Thailand will lift its “Test and Go” requirement for vaccinated travelers from May 1. The plan requires visitors to the kingdom to get tested on the first and fifth days of their stay in the country. But international travelers still must register for an online Thailand Pass and have medical insurance covering health costs over $10,000, both of which — in addition to the mandatory testing — Thai tourism executives had been calling for the government to scrap.
Gary Bowerman, the director of travel intelligence and research firm Check-in Asia, said all Southeast Asian countries will heavily target visitors from India, which resumed international flights in late March, as Chinese travelers are still largely prohibited from leaving their country. Almost 2 million Indian tourists visited Thailand in 2019, generating roughly $2.5 billion in revenue for the kingdom.
We end today with China. Two of its largest airlines — Air China and China Southern Airlines — made scant mention of international flying in their recently released 2022 outlooks as the country maintains its strict travel restrictions, writes Airlines Reporter Edward Russell.
The two carriers detailed their plans for domestic growth this year in the newly released 2021 annual reports.

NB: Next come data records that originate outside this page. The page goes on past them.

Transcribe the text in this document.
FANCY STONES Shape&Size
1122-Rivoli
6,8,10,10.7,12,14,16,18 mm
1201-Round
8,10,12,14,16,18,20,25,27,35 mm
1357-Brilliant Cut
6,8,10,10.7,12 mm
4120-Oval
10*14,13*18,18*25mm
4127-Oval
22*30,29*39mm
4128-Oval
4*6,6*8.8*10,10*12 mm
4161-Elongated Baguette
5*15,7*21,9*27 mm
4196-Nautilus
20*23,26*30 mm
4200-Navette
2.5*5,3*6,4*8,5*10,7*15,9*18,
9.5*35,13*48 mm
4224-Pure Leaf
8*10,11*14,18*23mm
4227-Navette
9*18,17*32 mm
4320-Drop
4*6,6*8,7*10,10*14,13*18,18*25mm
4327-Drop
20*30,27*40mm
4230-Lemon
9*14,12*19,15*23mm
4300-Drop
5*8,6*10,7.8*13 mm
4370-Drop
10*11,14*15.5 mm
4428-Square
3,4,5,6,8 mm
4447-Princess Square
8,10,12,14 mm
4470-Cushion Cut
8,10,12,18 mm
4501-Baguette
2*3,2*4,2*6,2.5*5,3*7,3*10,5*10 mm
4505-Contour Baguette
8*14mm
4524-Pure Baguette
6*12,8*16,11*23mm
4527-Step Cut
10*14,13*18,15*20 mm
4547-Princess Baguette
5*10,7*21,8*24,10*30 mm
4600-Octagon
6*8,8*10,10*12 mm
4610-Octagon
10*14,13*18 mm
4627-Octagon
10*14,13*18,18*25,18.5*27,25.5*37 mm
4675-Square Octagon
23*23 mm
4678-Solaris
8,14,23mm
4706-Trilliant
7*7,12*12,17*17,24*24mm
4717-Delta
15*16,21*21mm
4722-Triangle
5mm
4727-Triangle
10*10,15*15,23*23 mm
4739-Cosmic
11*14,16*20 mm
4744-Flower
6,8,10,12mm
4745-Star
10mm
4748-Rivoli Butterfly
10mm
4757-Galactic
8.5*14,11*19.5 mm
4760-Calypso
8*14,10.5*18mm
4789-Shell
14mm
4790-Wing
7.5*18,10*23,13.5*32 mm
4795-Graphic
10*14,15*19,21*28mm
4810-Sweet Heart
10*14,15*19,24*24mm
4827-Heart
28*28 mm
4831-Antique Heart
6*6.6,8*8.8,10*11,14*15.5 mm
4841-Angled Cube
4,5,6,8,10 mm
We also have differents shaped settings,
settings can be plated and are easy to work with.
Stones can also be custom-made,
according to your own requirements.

As international flights have represented a miniscule part of their business since the start of the pandemic, Air China and China Southern largely brushed aside the issue of relaunching their international route maps. Air China carried just 2 percent of its 2019 international flight traffic last year while China Southern only hit 5 percent.
Russell writes that commentary from the two state-owned Chinese airlines is in line with government policy. The Civil Aviation Administration of China unveiled a plan in January focused on containing Covid and creating domestic growth through 2022 as international air travel is projected to resume next year.